El Registro Civil de Cuba admitió que, a día de hoy, todavía no está en condiciones de emitir certificaciones digitales sobre la totalidad de sus registros, pese a los anuncios oficiales sobre el avance de la digitalización.
Según funcionarios del Ministerio de Justicia que acudieron a la Mesa Redonda, en el país, solo alrededor del 53% de los folios ya puede usarse de forma efectiva para generar documentos electrónicos, porque una parte considerable del material sigue pendiente de revisión, validación y corrección de errores.
En tal sentido, las peticiones documentales de nacimientos, defunciones, matrimonio, entre otros, siguen teniendo que hacerse en papel.
La propia explicación oficial reconoce que digitalizar no equivale a poner en servicio un folio. Aunque el gobierno asegura que ya digitalizó más de 33 millones de folios y que 16,4 millones fueron introducidos en la base de datos, solo 14 millones están listos para prestar servicio en caso de que los interesados lo pidan.
Las autoridades se justificaron al comentar que el Registro Civil cubano existe desde enero de 1885 y acumula más de 37 millones de asientos registrales. Después de 15 años de trabajo en digitalización, el volumen pendiente de verificación sigue siendo enorme.
Reconocen varios problemas en las oficinas del Registro Civil
El Ministerio de Justicia también reconoció que el sistema arrastra insatisfacciones de la población desde hace años.
Entre las causas mencionadas figuran la alta demanda, la complejidad de los procesos y varias ineficiencias acumuladas. A ello se suma un crecimiento inédito en la solicitud de certificaciones y en la apertura de expedientes para corregir errores, lo que ha aumentado la presión sobre unas oficinas que ya operaban con limitaciones.
Lo anterior tiene que ver con un crecimiento en los trámites para emigrar, donde las distintas embajadas del mundo en Cuba, incluido el Consulado de España que gestiona los expedientes de nacionalidad, piden certificaciones de nacimiento.
Solo en 2025 se expidieron más de 3,2 millones de certificaciones, se inscribieron más de 69.000 nacimientos, 63.000 matrimonios y 127.000 defunciones. Actualmente, funcionan 334 oficinas registrales en el país, mientras que por vía automatizada se han procesado más de dos millones de certificaciones y los 12 servicios de registro ya están enlazados a la plataforma Soberanía.

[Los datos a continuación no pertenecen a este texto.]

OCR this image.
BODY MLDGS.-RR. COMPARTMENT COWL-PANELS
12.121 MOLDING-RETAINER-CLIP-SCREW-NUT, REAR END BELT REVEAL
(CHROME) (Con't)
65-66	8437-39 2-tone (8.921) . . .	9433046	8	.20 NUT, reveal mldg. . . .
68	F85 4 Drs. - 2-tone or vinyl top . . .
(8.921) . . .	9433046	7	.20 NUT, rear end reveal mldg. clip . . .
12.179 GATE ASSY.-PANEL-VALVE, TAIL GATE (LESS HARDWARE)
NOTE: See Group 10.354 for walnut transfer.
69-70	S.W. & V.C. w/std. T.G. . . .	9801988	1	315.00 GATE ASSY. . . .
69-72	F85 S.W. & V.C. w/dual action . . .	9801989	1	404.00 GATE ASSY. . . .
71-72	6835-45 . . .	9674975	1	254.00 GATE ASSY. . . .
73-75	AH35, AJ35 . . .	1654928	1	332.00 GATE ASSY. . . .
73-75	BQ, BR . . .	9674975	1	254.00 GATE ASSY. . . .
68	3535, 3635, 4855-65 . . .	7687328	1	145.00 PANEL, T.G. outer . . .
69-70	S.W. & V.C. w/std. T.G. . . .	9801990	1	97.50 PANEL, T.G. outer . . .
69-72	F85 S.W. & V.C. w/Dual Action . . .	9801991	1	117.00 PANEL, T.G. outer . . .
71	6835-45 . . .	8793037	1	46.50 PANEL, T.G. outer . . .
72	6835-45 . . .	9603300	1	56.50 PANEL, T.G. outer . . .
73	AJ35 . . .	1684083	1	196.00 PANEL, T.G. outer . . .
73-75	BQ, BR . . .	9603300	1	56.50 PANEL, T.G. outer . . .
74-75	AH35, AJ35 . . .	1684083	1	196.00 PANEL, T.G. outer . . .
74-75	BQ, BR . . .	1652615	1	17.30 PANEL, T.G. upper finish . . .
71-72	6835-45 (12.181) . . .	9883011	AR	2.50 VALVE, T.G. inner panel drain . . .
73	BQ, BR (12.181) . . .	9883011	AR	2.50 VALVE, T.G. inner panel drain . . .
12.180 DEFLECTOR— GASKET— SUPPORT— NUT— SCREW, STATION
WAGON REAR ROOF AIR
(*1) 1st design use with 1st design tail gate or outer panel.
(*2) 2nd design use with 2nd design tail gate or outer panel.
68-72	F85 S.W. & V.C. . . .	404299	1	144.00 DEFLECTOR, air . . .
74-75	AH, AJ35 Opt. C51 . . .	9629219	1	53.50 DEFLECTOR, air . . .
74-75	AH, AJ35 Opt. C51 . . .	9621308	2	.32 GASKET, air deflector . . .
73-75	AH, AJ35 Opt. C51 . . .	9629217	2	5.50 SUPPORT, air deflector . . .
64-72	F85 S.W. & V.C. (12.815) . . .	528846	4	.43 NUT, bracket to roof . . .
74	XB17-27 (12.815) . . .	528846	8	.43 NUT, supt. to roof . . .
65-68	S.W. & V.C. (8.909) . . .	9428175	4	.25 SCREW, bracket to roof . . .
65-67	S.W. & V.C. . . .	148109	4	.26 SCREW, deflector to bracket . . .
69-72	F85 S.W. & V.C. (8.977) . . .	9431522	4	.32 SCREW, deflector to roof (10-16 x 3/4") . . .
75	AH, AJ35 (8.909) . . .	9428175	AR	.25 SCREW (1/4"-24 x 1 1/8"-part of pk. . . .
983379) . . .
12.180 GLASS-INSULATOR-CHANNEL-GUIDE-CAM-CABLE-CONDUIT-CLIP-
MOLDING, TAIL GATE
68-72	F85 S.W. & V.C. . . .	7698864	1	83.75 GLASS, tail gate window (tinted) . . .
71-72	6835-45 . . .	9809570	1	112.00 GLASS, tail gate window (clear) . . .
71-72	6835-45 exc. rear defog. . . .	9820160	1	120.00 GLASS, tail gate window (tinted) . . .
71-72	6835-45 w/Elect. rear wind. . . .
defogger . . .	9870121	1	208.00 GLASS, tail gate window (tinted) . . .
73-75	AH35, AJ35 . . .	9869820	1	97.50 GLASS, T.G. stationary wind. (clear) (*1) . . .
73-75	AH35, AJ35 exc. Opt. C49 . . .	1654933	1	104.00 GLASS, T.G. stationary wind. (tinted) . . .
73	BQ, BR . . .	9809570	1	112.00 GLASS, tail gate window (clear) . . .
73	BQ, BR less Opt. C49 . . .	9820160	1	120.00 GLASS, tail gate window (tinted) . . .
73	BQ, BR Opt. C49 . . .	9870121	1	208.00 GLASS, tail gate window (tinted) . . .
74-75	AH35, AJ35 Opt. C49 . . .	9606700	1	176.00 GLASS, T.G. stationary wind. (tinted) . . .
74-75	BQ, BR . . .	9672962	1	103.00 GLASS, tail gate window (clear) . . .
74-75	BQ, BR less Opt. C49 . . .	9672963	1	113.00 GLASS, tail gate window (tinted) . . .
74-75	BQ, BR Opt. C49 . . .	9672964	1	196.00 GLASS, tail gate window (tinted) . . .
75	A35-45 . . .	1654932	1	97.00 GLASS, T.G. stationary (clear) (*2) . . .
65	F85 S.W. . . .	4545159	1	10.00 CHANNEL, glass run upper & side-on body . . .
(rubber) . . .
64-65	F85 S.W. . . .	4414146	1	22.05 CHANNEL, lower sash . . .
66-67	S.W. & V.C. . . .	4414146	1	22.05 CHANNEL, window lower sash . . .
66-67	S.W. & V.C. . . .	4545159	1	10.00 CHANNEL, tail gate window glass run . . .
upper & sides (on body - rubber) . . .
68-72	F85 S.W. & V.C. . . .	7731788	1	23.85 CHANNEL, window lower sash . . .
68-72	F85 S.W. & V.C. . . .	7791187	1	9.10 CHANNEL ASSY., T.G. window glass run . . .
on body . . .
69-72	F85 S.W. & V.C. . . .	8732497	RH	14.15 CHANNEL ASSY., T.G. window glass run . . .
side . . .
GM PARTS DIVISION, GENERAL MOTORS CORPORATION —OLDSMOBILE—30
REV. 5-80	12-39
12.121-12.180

La ministra de Justicia admitió además que la aprobación de una nueva ley no bastará para resolver por sí sola las fallas del sistema. Según esa valoración, el problema requiere transformaciones estructurales, organizativas y digitales.
Esa afirmación confirma que el deterioro del servicio no depende solo de la falta de normativa, sino también de deficiencias más profundas en la gestión y en la capacidad operativa del registro.
Entre los problemas más graves señalados por las propias autoridades aparecen deficiencias en la ética y la profesionalidad, incumplimientos de plazos, indisciplinas y fallas de comunicación entre registros.
En la Mesa Redonda se reconocieron casos de corrupción y la necesidad de combatir el fraude y la falsificación documental, una admisión sensible en un sistema del que dependen trámites básicos para la vida civil de millones de cubanos.